Foi quando ele me deu essa escultura de metal que mostra uma pessoa ajudando outra a se erguer [do chão] e me disse: "Todos os homens deviam se olhar nos olhos porque todos somos iguais. O único momento em que uma pessoa pode olhar a outra de cima para baixo é quando estende a mão para ela se reerguer". Ele segurava a minha mão neste momento. Vou guardar para sempre em minha memória.
O presidente Lula é muito religioso? Eu soube que ele inclusive se confessa eventualmente, um rito que nem todos os católicos seguem hoje em dia.
Ele não frequenta a igreja sistematicamente, mas faz as coisas interiores, respeita muito os ritos.
Ele tem uma formação cristã forte, fazia cursilho. O próprio PT nasceu junto com o Movimento Pastoral Eclesial de Base. São coisas que nascem, caminham e crescem juntas. A religiosidade dele vem muito desse movimento que era também político naquele momento.
Vocês torcem por algum candidato a papa?
Eu espero que seja alguém que siga o legado do papa Francisco, de liderar uma Igreja voltada para os mais pobres, para um mundo mais solidário e sem guerra.
Há dificuldades dentro da Igreja Católica, mas o papa Francisco aumentou progressivamente a participação das mulheres religiosas, e eu espero que o próximo papa tenha esse entendimento.
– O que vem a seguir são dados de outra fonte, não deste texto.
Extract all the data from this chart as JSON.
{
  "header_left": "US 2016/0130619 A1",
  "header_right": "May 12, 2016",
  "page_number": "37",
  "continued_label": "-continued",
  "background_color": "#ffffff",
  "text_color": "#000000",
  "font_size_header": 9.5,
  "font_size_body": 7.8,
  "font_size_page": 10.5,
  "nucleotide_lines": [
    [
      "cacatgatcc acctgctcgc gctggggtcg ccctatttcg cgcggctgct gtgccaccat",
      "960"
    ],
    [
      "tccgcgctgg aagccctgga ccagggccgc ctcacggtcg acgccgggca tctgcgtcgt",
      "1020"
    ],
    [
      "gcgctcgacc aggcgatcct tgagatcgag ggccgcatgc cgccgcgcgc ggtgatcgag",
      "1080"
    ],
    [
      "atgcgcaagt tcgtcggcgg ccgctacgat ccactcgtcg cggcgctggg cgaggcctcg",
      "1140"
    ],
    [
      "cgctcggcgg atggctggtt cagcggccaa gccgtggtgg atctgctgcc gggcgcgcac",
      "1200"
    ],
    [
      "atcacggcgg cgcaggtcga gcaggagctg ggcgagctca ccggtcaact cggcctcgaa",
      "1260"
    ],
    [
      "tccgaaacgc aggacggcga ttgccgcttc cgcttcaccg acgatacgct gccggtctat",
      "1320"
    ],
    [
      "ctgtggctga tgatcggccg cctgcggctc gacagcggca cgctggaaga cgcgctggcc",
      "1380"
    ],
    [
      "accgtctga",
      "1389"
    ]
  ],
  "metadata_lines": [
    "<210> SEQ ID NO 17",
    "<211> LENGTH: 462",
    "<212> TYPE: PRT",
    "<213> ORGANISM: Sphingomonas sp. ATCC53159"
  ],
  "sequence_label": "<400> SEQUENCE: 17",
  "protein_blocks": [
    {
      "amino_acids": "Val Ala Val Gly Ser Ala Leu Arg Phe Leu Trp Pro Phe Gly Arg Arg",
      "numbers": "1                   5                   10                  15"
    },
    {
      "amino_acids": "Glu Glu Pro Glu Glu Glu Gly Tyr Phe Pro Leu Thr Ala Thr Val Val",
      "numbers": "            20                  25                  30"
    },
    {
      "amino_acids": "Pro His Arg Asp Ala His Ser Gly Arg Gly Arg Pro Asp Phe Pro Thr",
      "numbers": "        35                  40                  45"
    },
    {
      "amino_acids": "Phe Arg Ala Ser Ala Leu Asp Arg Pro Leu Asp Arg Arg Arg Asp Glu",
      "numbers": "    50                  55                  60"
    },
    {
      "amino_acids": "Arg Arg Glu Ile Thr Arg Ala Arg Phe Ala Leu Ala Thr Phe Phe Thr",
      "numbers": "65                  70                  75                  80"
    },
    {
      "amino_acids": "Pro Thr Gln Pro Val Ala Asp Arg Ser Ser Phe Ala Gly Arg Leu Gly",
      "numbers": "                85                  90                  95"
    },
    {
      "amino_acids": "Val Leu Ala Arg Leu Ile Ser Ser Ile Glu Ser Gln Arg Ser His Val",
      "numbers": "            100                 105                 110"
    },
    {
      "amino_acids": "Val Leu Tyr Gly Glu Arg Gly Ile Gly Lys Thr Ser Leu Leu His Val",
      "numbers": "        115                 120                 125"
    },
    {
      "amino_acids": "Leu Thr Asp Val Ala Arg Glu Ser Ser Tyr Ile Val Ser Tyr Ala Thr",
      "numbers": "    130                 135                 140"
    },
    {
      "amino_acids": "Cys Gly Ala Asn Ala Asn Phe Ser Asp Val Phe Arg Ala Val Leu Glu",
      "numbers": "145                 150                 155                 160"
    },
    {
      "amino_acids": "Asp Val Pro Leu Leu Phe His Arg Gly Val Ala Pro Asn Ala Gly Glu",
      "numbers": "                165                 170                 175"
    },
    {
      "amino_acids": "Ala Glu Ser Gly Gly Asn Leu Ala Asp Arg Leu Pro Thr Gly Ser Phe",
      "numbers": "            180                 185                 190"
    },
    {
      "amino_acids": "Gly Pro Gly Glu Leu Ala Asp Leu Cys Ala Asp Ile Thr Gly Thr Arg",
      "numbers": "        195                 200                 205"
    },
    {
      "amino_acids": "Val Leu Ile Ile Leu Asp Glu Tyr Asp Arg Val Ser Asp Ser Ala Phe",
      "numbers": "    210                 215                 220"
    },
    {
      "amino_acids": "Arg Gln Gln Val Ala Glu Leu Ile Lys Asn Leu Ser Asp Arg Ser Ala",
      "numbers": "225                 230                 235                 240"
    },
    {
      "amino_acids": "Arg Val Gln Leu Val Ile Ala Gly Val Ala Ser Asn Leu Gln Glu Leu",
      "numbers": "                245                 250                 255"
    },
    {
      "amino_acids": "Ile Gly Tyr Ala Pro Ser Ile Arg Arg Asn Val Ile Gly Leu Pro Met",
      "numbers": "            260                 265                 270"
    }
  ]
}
Quando vocês viajam para o funeral do papa?
O funeral será no sábado (26), então eu acredito que vamos na quinta (24) à noite, por causa do fuso horário. Vai ser triste, mas vai ser uma despedida bonita, muito simples, do jeitinho que ele queria.
Eu e meu marido vamos levar neste momento de despedida o carinho dos brasileiros, de muitos que inclusive não são católicos mas que tinham muito respeito pelo papa. Ele deixa um vazio, mas temos que lembrar de suas palavras, de carinho e conforto.